In recent work, we seek to estimate the relationship between high deductibles, specifically, and the growth in total healthcare spending on all medical goods and services (Frean and Pauly 2018). We leverage cross-sectional variation across US states in the proportion of privately insured individuals covered by plans with high deductibles and relate that variation to multiple categories of healthcare spending across states. Over our data period of 2002–2016, spending growth in the US exceeded 40% in real terms. We define a state’s average deductible among privately insured employees as the product of the proportion of employees with a non-zero deductible and the conditional average deductible among such employees. This measure more than triples in magnitude over our data period, from approximately $450 in 2002 to almost $1,900 in 2016.
Across a range of empirical specifications, we find a significant negative relationship between average deductible levels and current-period growth in both total and private spending. While this result is extremely robust, we do not find a significant relationship between the change in the average deductible since the previous period and either measure of spending growth. A significant relationship between private deductibles and total spending—which includes spending by public insurance programs and spending on behalf of the uninsured—is indicative of spillover effects, which we confirm in models of exclusively public spending growth. We also find a stronger negative relationship between average deductibles and pharmaceutical spending growth (relative to models of total spending or hospital spending), which is consistent with large volumes of new technologies and potentially greater consumer discretion in the sector.

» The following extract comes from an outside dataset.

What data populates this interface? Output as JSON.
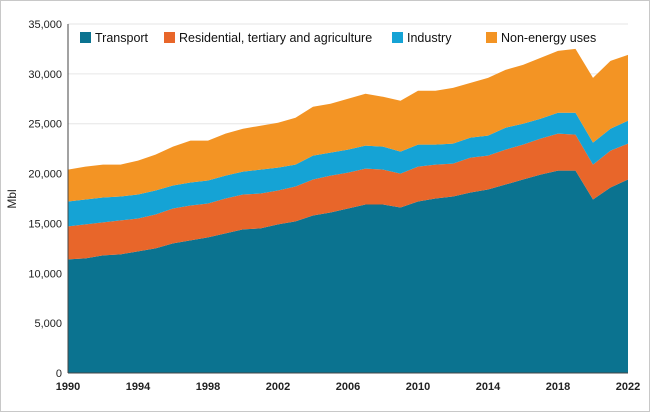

Given this considerable effect on spending growth, the natural next step is to explore whether or how that impact affects health outcomes. More detailed data, such as insurance claims, in combination with innovative identification strategies, will allow for estimation of the effects of high deductibles on actual measures of diffusion of different technologies. Importantly, heterogeneity in these effects across technologies with varied incremental clinical value will speak to the welfare implications of the US insurance market’s shift towards high deductible plans.